Define Model Repository

  1. Go to Model Repository → Create Model.
  2. Select Model Type: Custom.
  3. Copy the MinIO Setup Host command.
  4. Use MinIO CLI to connect and upload your model weights.

Tip: You can reaccess setup instructions anytime from Model Details → Setup MinIO CLI tab.

Download and Upload Weights

Run the following commands inside your GPU instance:

huggingface-cli login
from transformers import AutoTokenizer, AutoModelForCausalLM, pipeline
import torch

model_id = "meta-llama/Meta-Llama-3-8B-Instruct"
model = AutoModelForCausalLM.from_pretrained(model_id, device_map="auto", torch_dtype=torch.float16)
tokenizer = AutoTokenizer.from_pretrained(model_id)
pipe = pipeline("text-generation", model=model, tokenizer=tokenizer)
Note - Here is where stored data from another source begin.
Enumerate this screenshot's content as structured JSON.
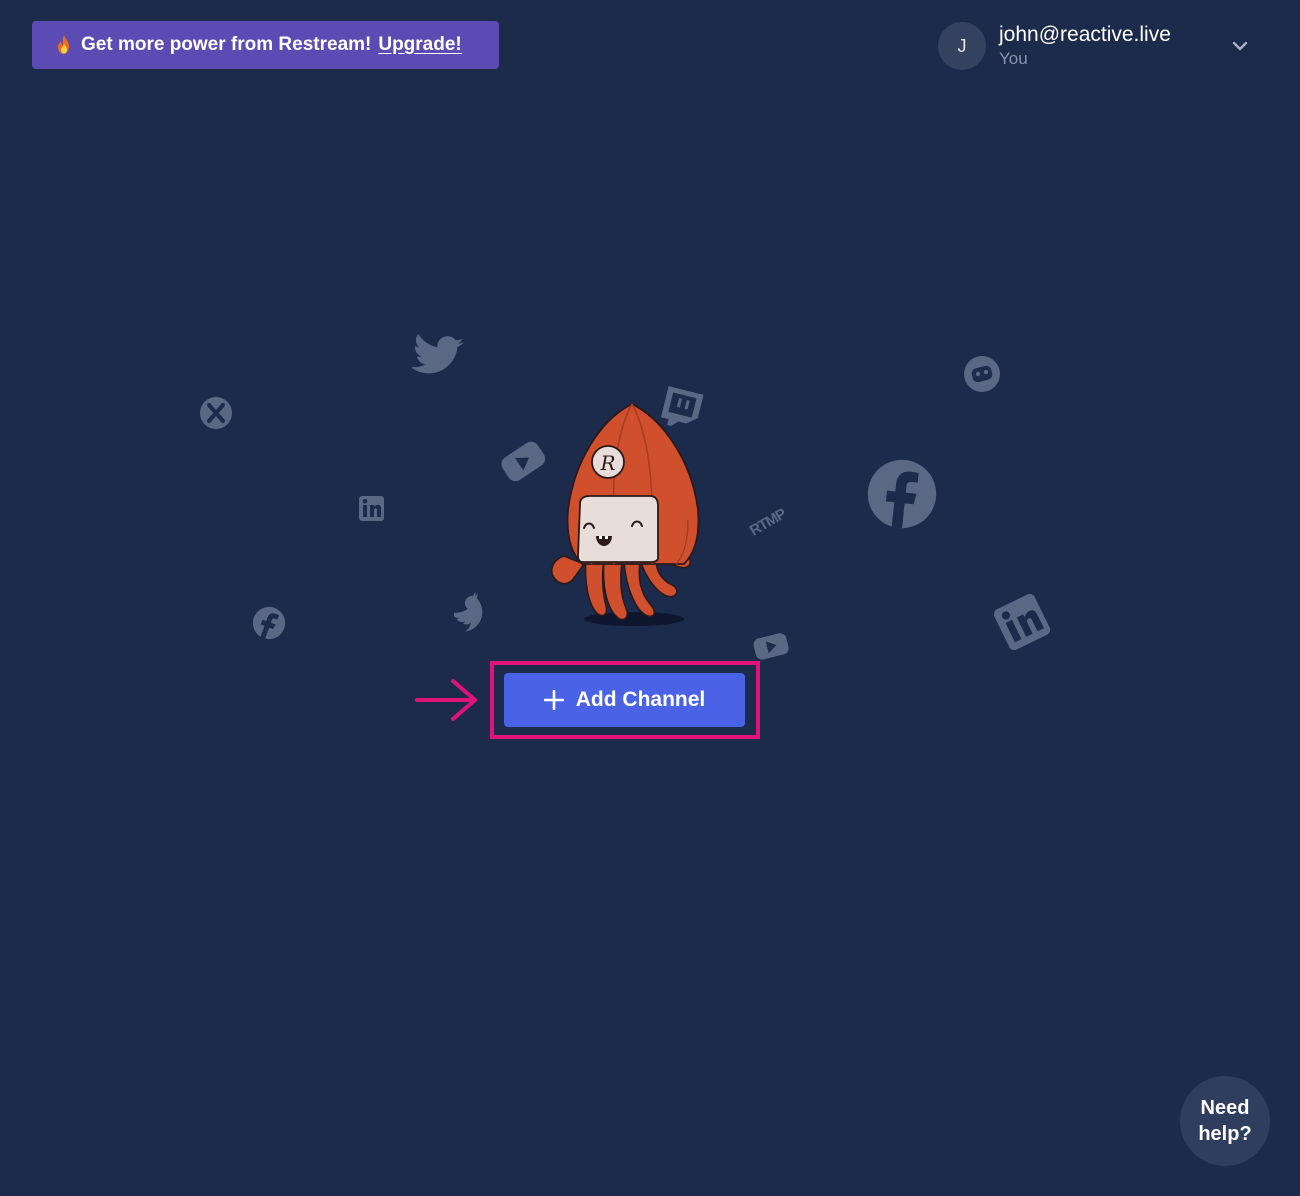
{
  "banner": {
    "text": "Get more power from Restream!",
    "link": "Upgrade!",
    "icon": "fire-icon"
  },
  "user": {
    "initial": "J",
    "email": "john@reactive.live",
    "role": "You"
  },
  "illustration": {
    "mascot_badge": "R",
    "rtmp_label": "RTMP",
    "icons": [
      "twitter-icon",
      "twitch-icon",
      "youtube-icon",
      "facebook-icon",
      "linkedin-icon",
      "mixer-icon",
      "discord-icon"
    ]
  },
  "add_channel": {
    "label": "Add Channel"
  },
  "help": {
    "label_line1": "Need",
    "label_line2": "help?"
  },
  "colors": {
    "background": "#1c2a4b",
    "banner": "#5b4bb3",
    "button": "#4a63e6",
    "highlight": "#e0137a",
    "icon_muted": "#5a6884",
    "mascot": "#d0502e"
  }
}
pipe("def factorial(num: int):", max_length=100)

Upload the model to your repository:

cd $HOME/.cache/huggingface/hub/models--meta-llama--Meta-Llama-3-8B-Instruct/snapshots/
mc cp -r * my-llama3-model-bucket/

  1. Go to Model Endpoints → Create Endpoint.
  2. Choose Llama 3 8B-IT model card.
  3. Select Link with Model Repository and choose your uploaded model.
  4. Set environment variables (HF_TOKEN).
  5. Launch endpoint and monitor logs until it’s ready.
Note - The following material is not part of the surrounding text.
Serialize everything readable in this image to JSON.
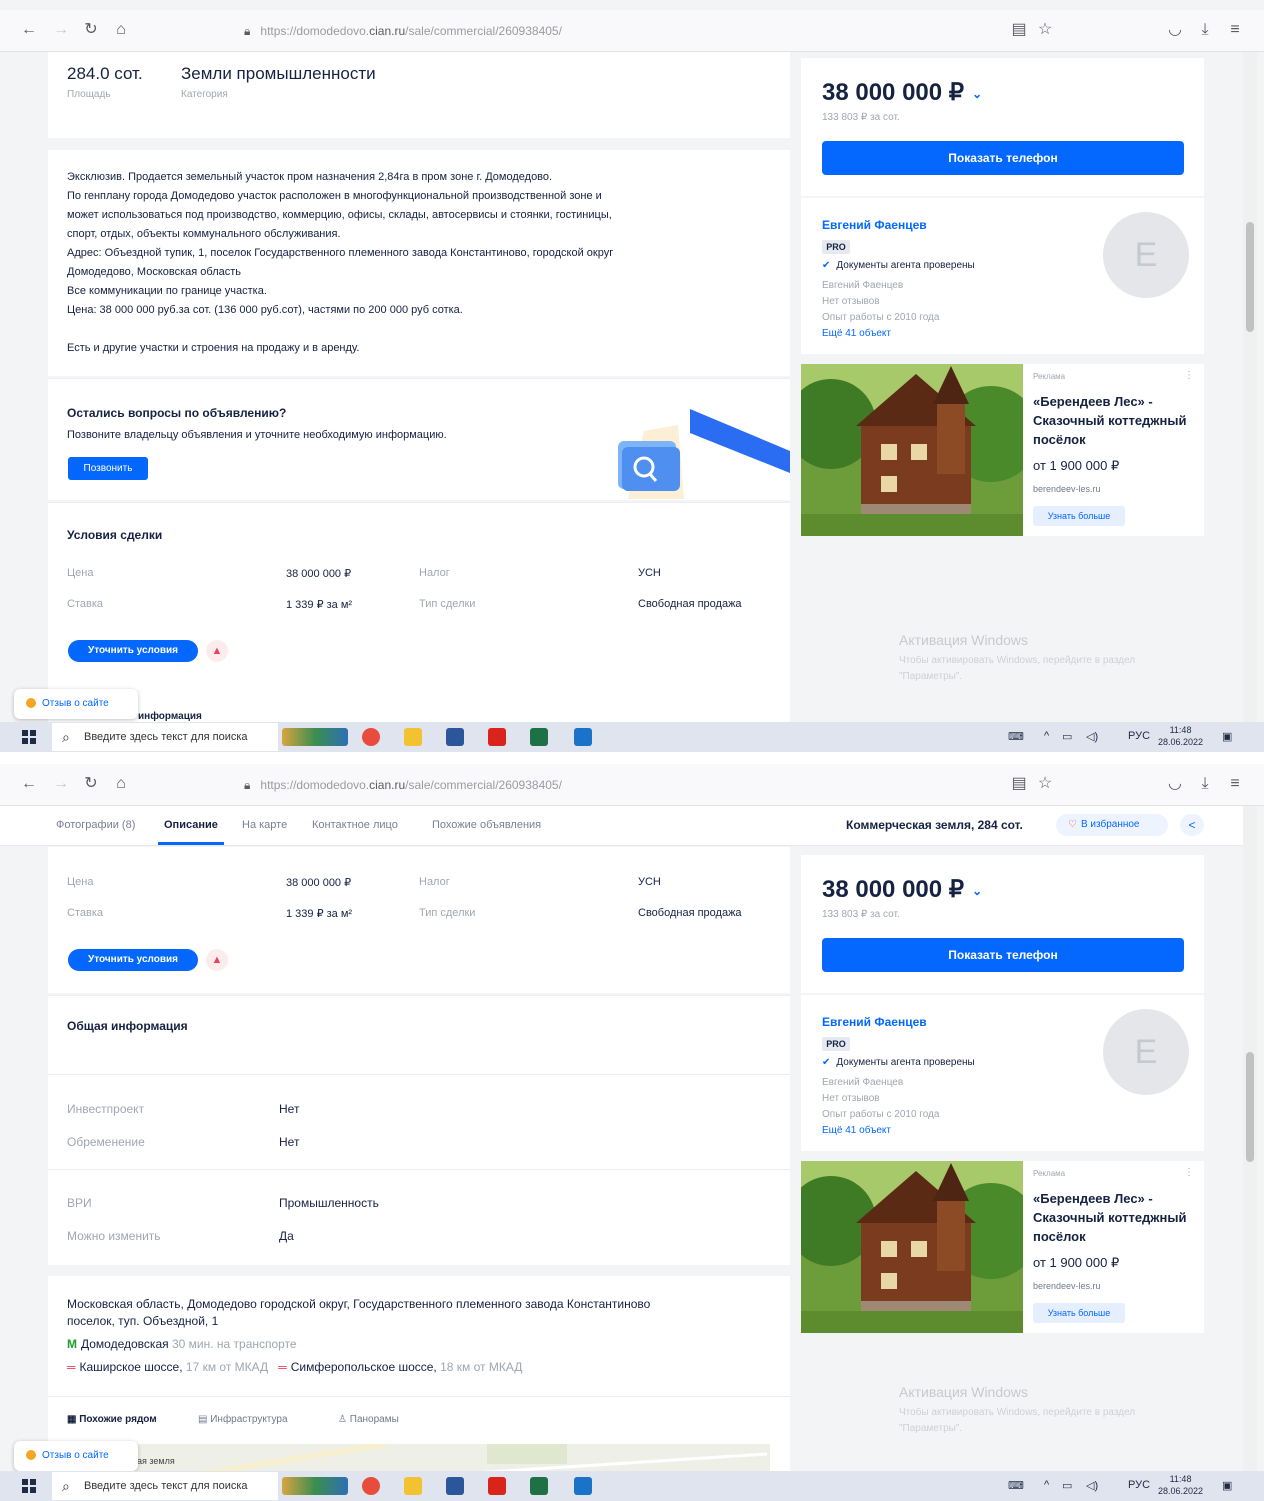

Step 6: Run Inference on Custom Model

After the endpoint is active, make requests using your API token:

curl -X POST <endpoint-url>/v2/models/llama-3-8b-it/generate \
-H "Authorization: Bearer <auth-token>" \
-H "Content-Type: application/json" \
-d '{
"text_input": "Summarize quantum computing in 50 words.",
"max_tokens": 250,
"temperature": 0.6
}'

Supported Parameters

FieldDescriptionType
text_inputInput prompt textstring
max_tokensMaximum tokens in outputint
temperatureControls randomnessfloat
top_kTop-k samplingint
top_pNucleus samplingfloat
repetition_penaltyPenalize repetitionfloat
stop_wordsStop generation tokenslist
return_log_probsReturn token log probabilitiesbool

Notes & Tips

  • ✅ Ensure Hugging Face token has access to the Llama 3 gated model
  • ✅ Use GPU A100 or H100 for faster inference
  • ✅ Monitor logs for readiness
  • ✅ Use lower max_tokens for quicker test responses

Your Meta Llama 3 8B-IT endpoint is now ready to serve production inference requests!


Troubleshooting

Common Issues

IssueCauseSolution
403 Forbidden or Access DeniedHugging Face token doesn’t have accessEnsure you have requested and received access to the Llama 3 model. Recreate token if needed.
Endpoint stuck in PendingGPU unavailable or model too large for selected planUse a higher GPU configuration such as A100 or H100, or reduce replicas.
Slow inferenceHigh max_tokens or small GPU planLower max_tokens or upgrade GPU plan.
Empty or truncated responsesToken limits or temperature settingsIncrease max_tokens or adjust temperature to 0.7–1.0.

Useful Commands

  • View endpoint logs:

    tail -f /var/log/endpoint.log
  • Validate endpoint status:

    curl -H "Authorization: Bearer <auth-token>" <endpoint-url>/v2/health/ready

Best Practices

  • ✅ Always validate your environment variables before deployment.
  • ✅ Store your Hugging Face token securely — never hardcode in scripts.
  • ✅ Keep batch sizes small for initial testing.
  • ✅ Use Link with Model Repository for faster loading and version control.
  • ✅ Clean up unused nodes/endpoints to save GPU credits.

With proper configuration, your Meta Llama 3 8B-IT inference setup will deliver optimized performance, stability, and scalability across production workloads.